4. America The Beautiful... Say what you want about this country, but it's a pretty amazing place, and it's been good to me. It's a cliche, but American is just friendly, and you only have to be back in the UK for two minutes, growled at by a surly shop assistant and you're off dreaming of the days when you were being stalked around Macy's by someone with a "canIhelpyou??" grin plastered on her face. I would miss "Have a nice day" because though it is a nicety, in my experience people actually mean it. I would miss not being asked by the supermarket cashier "how are you?" and saying in return "I'm fine. How are you?" I would miss my OB-GYN office and its soft furnishings and roaring (gas) fire welcoming me in the waiting room. I would miss humane dentists.

Ah. yes. I am not even gone, and I am idealizing already... I'm going to have to watch that.


So. The pros (i.e. why we should do it):
1. My family. Now with two children, yearly visits from/to the grandparents just seem woefully inadequate. Now, with two children, I know how awful it must have been for my mother and father to pack me off on that plane (gulp) fifteen years ago, 21 and clueless. I was meant to be here for two years, and since then all the big life announcements (I'm engaged! I'm pregnant!) have all taken over long distance phone calls, as have the moments where my father has undergone triple bypass surgery, or when I am told that one of my grandparents has passed away... and "people will understand if you can't make it to the funeral..."

Last week at school, my 4yr old had to answer "Does your Mommy have any brothers or sisters?" And there on that sheet of paper was his answer: No.
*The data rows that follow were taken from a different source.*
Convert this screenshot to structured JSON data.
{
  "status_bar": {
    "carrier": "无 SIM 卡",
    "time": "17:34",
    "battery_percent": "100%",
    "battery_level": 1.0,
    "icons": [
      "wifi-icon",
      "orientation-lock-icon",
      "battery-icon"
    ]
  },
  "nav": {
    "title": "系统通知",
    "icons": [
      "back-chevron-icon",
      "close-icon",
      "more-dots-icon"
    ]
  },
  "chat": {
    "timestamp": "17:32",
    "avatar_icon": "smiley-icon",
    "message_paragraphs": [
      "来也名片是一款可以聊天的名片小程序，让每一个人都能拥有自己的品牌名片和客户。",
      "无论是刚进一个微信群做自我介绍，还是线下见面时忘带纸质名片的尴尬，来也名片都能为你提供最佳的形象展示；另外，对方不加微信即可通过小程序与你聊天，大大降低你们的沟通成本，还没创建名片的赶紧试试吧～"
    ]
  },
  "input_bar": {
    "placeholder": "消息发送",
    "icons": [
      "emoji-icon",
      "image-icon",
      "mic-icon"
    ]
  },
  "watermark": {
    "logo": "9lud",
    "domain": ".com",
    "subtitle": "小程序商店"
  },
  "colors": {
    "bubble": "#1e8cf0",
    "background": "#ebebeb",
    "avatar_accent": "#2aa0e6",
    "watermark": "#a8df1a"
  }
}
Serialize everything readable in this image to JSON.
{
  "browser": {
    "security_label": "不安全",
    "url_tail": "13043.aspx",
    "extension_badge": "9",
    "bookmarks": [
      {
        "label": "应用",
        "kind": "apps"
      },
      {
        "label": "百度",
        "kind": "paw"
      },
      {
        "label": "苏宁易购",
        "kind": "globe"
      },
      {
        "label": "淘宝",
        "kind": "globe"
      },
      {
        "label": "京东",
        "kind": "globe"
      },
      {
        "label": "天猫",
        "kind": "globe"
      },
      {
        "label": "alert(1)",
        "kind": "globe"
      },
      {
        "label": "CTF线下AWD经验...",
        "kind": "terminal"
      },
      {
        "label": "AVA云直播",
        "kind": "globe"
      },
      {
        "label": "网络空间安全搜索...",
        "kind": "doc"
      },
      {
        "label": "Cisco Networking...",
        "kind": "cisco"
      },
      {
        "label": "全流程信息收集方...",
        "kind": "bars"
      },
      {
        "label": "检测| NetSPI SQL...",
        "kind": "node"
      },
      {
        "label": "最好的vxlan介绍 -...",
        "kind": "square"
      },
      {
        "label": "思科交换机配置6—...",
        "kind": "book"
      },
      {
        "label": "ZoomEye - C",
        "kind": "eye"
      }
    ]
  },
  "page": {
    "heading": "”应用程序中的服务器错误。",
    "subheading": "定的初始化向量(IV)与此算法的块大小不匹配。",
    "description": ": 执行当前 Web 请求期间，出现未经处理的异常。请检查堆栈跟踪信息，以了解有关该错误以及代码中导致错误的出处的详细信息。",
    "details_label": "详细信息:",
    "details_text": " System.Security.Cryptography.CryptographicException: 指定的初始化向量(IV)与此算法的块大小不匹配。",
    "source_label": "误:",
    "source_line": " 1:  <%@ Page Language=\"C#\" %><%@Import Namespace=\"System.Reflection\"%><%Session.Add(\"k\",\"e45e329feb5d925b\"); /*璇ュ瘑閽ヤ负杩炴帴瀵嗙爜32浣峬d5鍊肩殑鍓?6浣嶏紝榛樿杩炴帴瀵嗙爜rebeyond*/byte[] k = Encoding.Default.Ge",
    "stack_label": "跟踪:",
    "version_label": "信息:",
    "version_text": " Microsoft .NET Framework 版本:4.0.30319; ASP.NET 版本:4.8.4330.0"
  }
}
I have a brother. Did you know that? Yes. One baby brother. And he and his partner had a baby two months ago, a baby I have never seen except through digital photos, and who I am not likely to see until at least Christmas. Of course, Jack does know about "Uncle Jonathan" but he's not seen him in 18 months, and so he...forgets.

2. It's Time to Move On. Despite loving our house and our neighborhood, we have lived in this area for as long as I have been in this country. If you had told me at 21 that I would be settled here with a spouse, a mortgage, two children, a lab, and a minivan, I'd have laughed in your face. And then I would have become very, very afraid. And then I would have become hysterical.
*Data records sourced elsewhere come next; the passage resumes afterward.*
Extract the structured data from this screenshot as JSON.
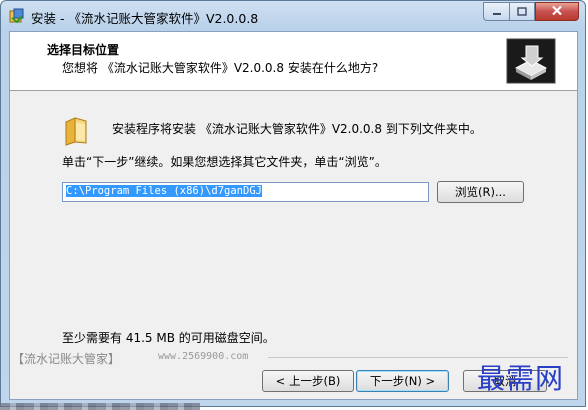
{
  "window": {
    "title": "安装 - 《流水记账大管家软件》V2.0.0.8"
  },
  "header": {
    "title": "选择目标位置",
    "subtitle": "您想将 《流水记账大管家软件》V2.0.0.8 安装在什么地方?"
  },
  "body": {
    "install_info": "安装程序将安装 《流水记账大管家软件》V2.0.0.8 到下列文件夹中。",
    "instruction": "单击“下一步”继续。如果您想选择其它文件夹，单击“浏览”。",
    "path_value": "C:\\Program Files (x86)\\d7ganDGJ",
    "browse_label": "浏览(R)...",
    "space_required": "至少需要有 41.5 MB 的可用磁盘空间。"
  },
  "brand": {
    "name": "【流水记账大管家】",
    "url": "www.2569900.com"
  },
  "footer": {
    "back_label": "< 上一步(B)",
    "next_label": "下一步(N) >",
    "cancel_label": "取消"
  },
  "watermark": "最需网",
  "icons": {
    "app": "installer-icon",
    "minimize": "minimize-icon",
    "maximize": "maximize-icon",
    "close": "close-icon",
    "header_logo": "setup-box-icon",
    "folder": "folder-icon"
  },
  "colors": {
    "selection": "#3399ff",
    "close_button": "#c75050",
    "watermark": "#2a3fc7"
  }
}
We've made a great life for ourselves here, here in Lansing, Michigan. This is home, and we love much about it.

Do we want to be here in five years? In ten years? I am not so sure.
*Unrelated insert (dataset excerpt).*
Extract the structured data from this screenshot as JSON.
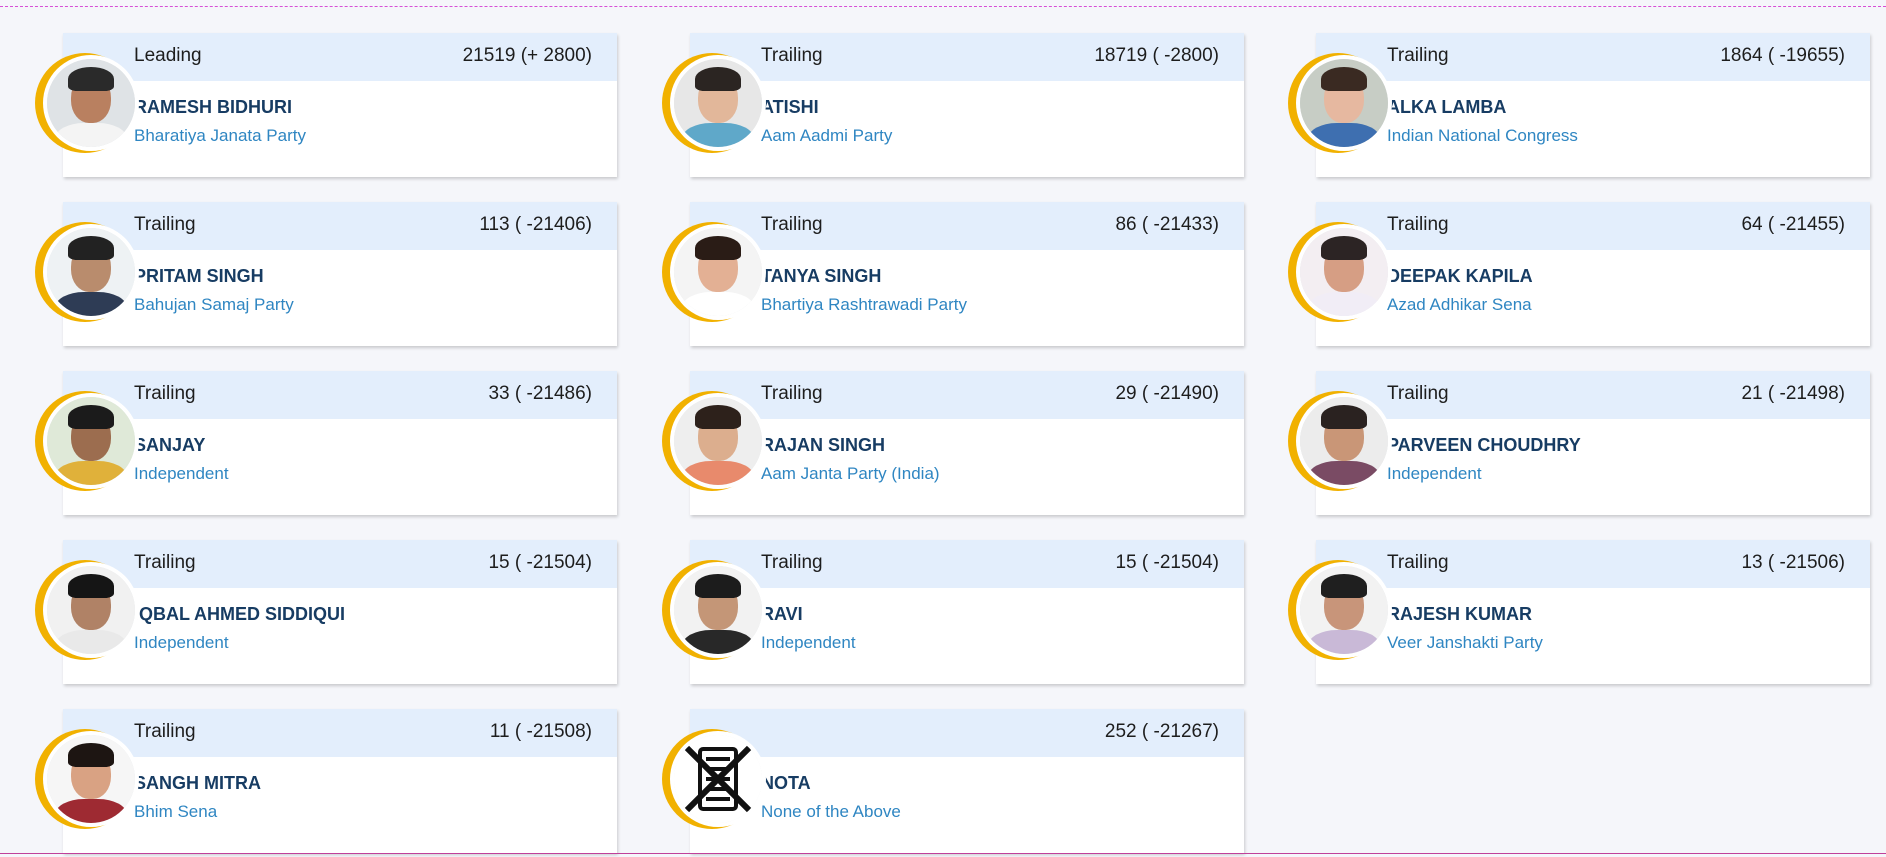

And I come up with the same answer when I look at my job. Again, I love my work, and enjoy the people I work with, but in many ways I have gone as far as a non-tenure tracked academic can go in a position like mine. I attended Grad school here, and in many ways, until we make the change I will feel like the eternal faker, and the Old Man often feels the same way.

3. Custard Creams and Cadbury's chocolate in plentiful supply... And Sarah, a sweet and funny blogging friend, a Kent girl just like me, sent me a care package containing those items this week. This, along with her stunning photographs of the countryside where I grew up make it very hard to not feel homesick...





Damn you woman!!!

Uhm, Yesh, Mmmm. (gulp. swallow...) Damn-You to hell.

(THANK you Sarah!)

Well. No doubt this little saga will rear it's head a few more times in the next few months. (months? years?) But right now my head is filled devising a master plan for our return in the next year to eighteen months. The paperwork alone is mindboggling, not least because ironically I find that if we do it, it would be a very good idea to become a citizen of the U.S.A. before we go, because if we ever change our minds, or the boys want to take up residency here as adults, it would be very difficult for me to come back. The Green Card would go "poof!" after 364 days. Yikes!

Fact is, if we are going to do it, it has to be soonish, before my boys get older and then hate me forever for depriving them of basketball and "football" and baseball and, and....make them speak in poncey English accents, or worst still, make them objects of derision because they say "budder" and "blahg"

Oy. The handwringing.

On the other hand, it is also exciting.

Thanks for bearing with me, folks. I'll keep you up-to-date.

(and, God, even clicking on "Publish" is frightening--somehow commits this as something very real... Gaaaaah!)